このことから「水冷も間に水があるだけで空冷なのでは?」という意見があります。私も実はそう考えたことがあるのですが、よくよく見ていくと完全に同じではないのです。
水冷は空冷のボトルネックを解消する
水冷は冷却水を循環させ、CPUやGPUといった熱源を冷却し、最終的には熱を移動させた冷却水をファンで冷やします。
一方、空冷はCPUにヒートシンクを設置し、台座からフィンに伝導したところでファンが冷やします。この冷却違いを見ると、空冷は台座の面積に限りがあることがボトルネックだと考えられます。
空冷の場合、熱を伝導する面積はCPUのヒートスプレッダとヒートシンクの台座が設定する部分が最大です。

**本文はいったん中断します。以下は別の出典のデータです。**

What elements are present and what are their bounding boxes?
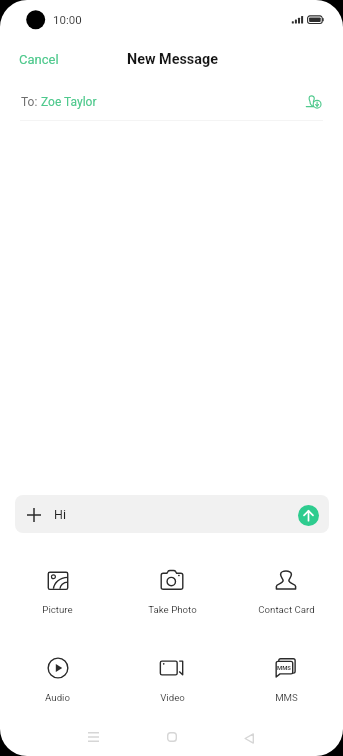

この面積で送り込める熱の量こそが冷却能力を決めるといっても過言ではありません。
もちろん、ヒートシンクを大きくしてファンの回転数を上げればある程度は上昇しますが、接地面の面積が固定されている以上はどこかで限界がくるわけです。
一方、水冷はポンプで循環させられた冷却水が絶えず水冷ヘッドの中をめぐっているため、固定された接地面が熱移動の限界になりません。
流れる水を一枚の大きな膜だと考えればイメージしやすいでしょう。空冷は小さな正方形の金属をCPUで直接熱しているのに対し、水冷は大きな水の膜をの上を少しずつ移動させながらCPUで熱している、と考えるとより具体的です。
この場合、正方形の金属のほうが先に熱くなってしまうのは想像に難くありません。
ということで、PCに限って言えば
- 空冷=正方形もしくは長方形の金属部分で熱を受け、ファンで冷やしている(金属の面積がボトルネック)
- 水冷=絶えず移動する冷却水全体で熱を受け、ファンで冷やしている(水分量がボトルネック)
となるため、熱容量が大きく常に循環と冷却を繰り返している水冷のほうが冷却能力が高くなるわけです。
水冷の性能はどこで決まる?
もうお分かりかと思いますが、水冷の性能は冷却水の容量や循環速度によって決まります。できるだけ大きな水分を高速で循環させることで、熱を効率よく移動させ、熱容量の上限に達しにくくなるためです。
実は水冷のメリットは、「冷えやすい」ことよりも「熱くなりにくい」ことなので、稼働時間内の温度差が小さくなり、CPUにも負担がかかりません。
ただし、水冷は本格的にやろうとするとかなりお金も手間もかかりますし、なにより邪魔です。PCの外にラジエーターを設置するようなガチ水冷の場合、もはや大型の装置以外の何物でもないのでインテリア性はかなり落ちます。
そもそもどの分野でも水冷の装置は「武骨」です。車のエンジン冷却用ラジエーターも見た目は良くありませんし、地味で大型なのは仕方ないのかもしれません。
幸いPCの場合は簡易水冷が流行したおかげで、空冷よりちょっと冷えて、熱くなりにくく、そこそこ静かという環境が実現できます。
また、最近のPCケースは簡易水冷用のラジエーターを組み込む前提で作られていて、全面か天板に設置用のスペースがありますよね。ここに組み込んでケースファンにもしっかり投資すれば、見た目は決して悪くならず冷却能力を上げられます。
ちなみに簡易水冷の場合、前面にラジエータファンを設置して「吸気」、天板にケースファンを増設して「排気」にすると温度が下がりやすいそうです。興味がある方はぜひ試してみてください。